When I walk through Leicester Square, for example, I’m always reminded of GK Chesterton’s description in The Man Who Was Thursday of an exotic place that’s somehow “so alien” and “so continental”. The sound of Big Ben conjures up Virginia Woolf’s Mrs Dalloway and a time when our city was so much quieter that the chimes could be heard “in the northern part of London”. And when I’m in a London bakery, I often think of Ormus in Salman Rushdie’s The Ground Beneath Her Feet, delightedly scoffing British loaves as he explores our streets for the first time.

This has been a fantastic year for new books — and there were three in particular that I think deserve to be celebrated for enriching our understanding of the city we live in.

First, Slow Burn City by Rowan Moore, which looks at how our metropolis is changing, and the terrible damage being done by soulless corporate developments and volume house-builders. The book argues that London is something like an organic entity that goes through long cycles of expansion and decay. Today, after a period of untrammelled growth, Moore concludes that ambitious action is needed to ensure the city remains healthy and sustainable.

Second, James Shapiro’s majestic 1606, which came out in paperback in the spring. The book tells the story of a fertile year in Shakespeare’s life, in which he wrote Antony and Cleopatra, Macbeth and King Lear. It’s ultimately also a snapshot of London at that time — an endlessly stimulating place to live, and a deep source of inspiration for Shakespeare and his peers. Shapiro shows how the capital was a dense hotbed of writers, actors and theatres — providing the raw ingredients for innovation to flourish. Modern academics would call it a creative cluster, but whatever the name, the same entrepreneurial energy can still be found in our city more than 400 years later.
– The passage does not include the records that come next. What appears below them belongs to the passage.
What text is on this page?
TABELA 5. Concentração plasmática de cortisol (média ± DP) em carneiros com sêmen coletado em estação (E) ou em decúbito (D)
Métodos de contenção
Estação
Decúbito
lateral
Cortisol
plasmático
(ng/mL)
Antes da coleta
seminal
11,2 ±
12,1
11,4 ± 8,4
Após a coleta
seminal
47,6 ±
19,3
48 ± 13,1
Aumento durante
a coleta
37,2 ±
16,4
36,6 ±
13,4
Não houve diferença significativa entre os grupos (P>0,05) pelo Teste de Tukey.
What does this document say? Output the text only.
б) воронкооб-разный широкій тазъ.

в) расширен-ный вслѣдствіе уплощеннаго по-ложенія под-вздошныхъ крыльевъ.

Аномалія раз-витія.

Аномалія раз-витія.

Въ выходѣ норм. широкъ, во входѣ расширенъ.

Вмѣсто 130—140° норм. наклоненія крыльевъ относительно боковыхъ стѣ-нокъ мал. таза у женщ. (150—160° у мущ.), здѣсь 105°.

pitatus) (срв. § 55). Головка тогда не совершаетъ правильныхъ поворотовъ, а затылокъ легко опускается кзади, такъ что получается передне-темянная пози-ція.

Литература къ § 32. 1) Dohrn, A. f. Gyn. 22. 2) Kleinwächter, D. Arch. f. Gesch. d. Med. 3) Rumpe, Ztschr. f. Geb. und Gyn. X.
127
Finally, the exhilarating East West Street by Philippe Sands QC, which is a set of inter-connected stories about the Holocaust, family histories and the origins of human-rights law. The action mostly takes place in mainland Europe, and in a sense London is a secondary character: a place of refuge for Jewish emigrés during the Second World War. But the way Sands poignantly depicts the city of Lviv in Ukraine — a once-thriving multicultural city that succumbed to ethnic conflict and xenophobia — reminds us just how fragile London’s diversity truly is, and why we have to fight to protect it.

Any of these books would make wonderful Christmas presents for the Londoners in your life. So if you’re struggling for gift ideas, you could do worse than visiting your local independent bookshop, and picking up one (or three) of these. I promise you won’t regret it.